Kardeş hiç acımadan kardeşin kanını döküyor…
“Kocasıdır, erkek arkadaşıdır, babasıdır… Sevgi kötü bir davranışı barındırmaz,” deyip umursamıyoruz.
Kadınlar bir bir öldürülüyor…
“Çalıyorlar, yağmalıyorlar, talan ediyorlar,” diyenlere dudak büküyoruz. “Kim gelirse çalar kardeşim!” diye düşünüp umursamıyoruz.
Ülkenin kaynakları hoyratça ve hızla eriyor…
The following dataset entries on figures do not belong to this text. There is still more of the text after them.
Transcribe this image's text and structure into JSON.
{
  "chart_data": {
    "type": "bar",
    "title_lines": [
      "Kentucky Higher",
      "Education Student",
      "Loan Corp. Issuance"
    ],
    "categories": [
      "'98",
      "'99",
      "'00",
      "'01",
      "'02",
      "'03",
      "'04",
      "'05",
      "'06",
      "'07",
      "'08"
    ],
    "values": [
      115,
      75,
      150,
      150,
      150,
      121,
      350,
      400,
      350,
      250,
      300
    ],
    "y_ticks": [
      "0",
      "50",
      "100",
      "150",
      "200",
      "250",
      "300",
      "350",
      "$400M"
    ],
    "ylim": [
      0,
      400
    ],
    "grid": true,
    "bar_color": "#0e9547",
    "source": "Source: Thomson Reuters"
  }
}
Sırtımız sıvazlandıktan bir süre sonra, sıvazlayanlardan yediğimiz ani tokatın hırsıyla “Dört tarafımızda düşman, dört bir yanımıza puşt zulalanmış, bizim dostumuz yok abi!” diye günah çıkaranlara bakıp kalıyoruz, susuyoruz. “Ektiğini biçiyorsun!” bile demekten imtina edip, umursamıyoruz.
Koskoca Dünyada yalnızlaştıkça yalnızlaşıyoruz…
Bir masum insan öldürüldüğünde… Bir kardeş bir kardeşin kanını döktüğünde… Etrafımızda hırsızları, sahtekarları, yalancıları, talancıları gördüğümüzde… Alınmayan önlemlerin, konuşulmayan ve sorgulanmayan gerçeklerin, göz göre göre gelen felaketlerin bizi ahmakça sarmasına hayret ediyoruz.
İnsanlar öldüğünde, özgürlükler yavaş yavaş yittiğinde, vatan ve vazgeçilmez diye dillendirilen tüm değerler hızla elden gittiğinde; şaşkın, ürkek, çaresiz hissetmenin hiç bir kaybı engellemediğini ya da geri getiremiyeceğini acı da olsa öğreniyoruz.
Sonra mı?
Başka bir yağmurun altında ahmakça ıslanmaya biteviye devam ediyoruz…
Güneşli ve pırıl pırıl bir hafta diliyorum.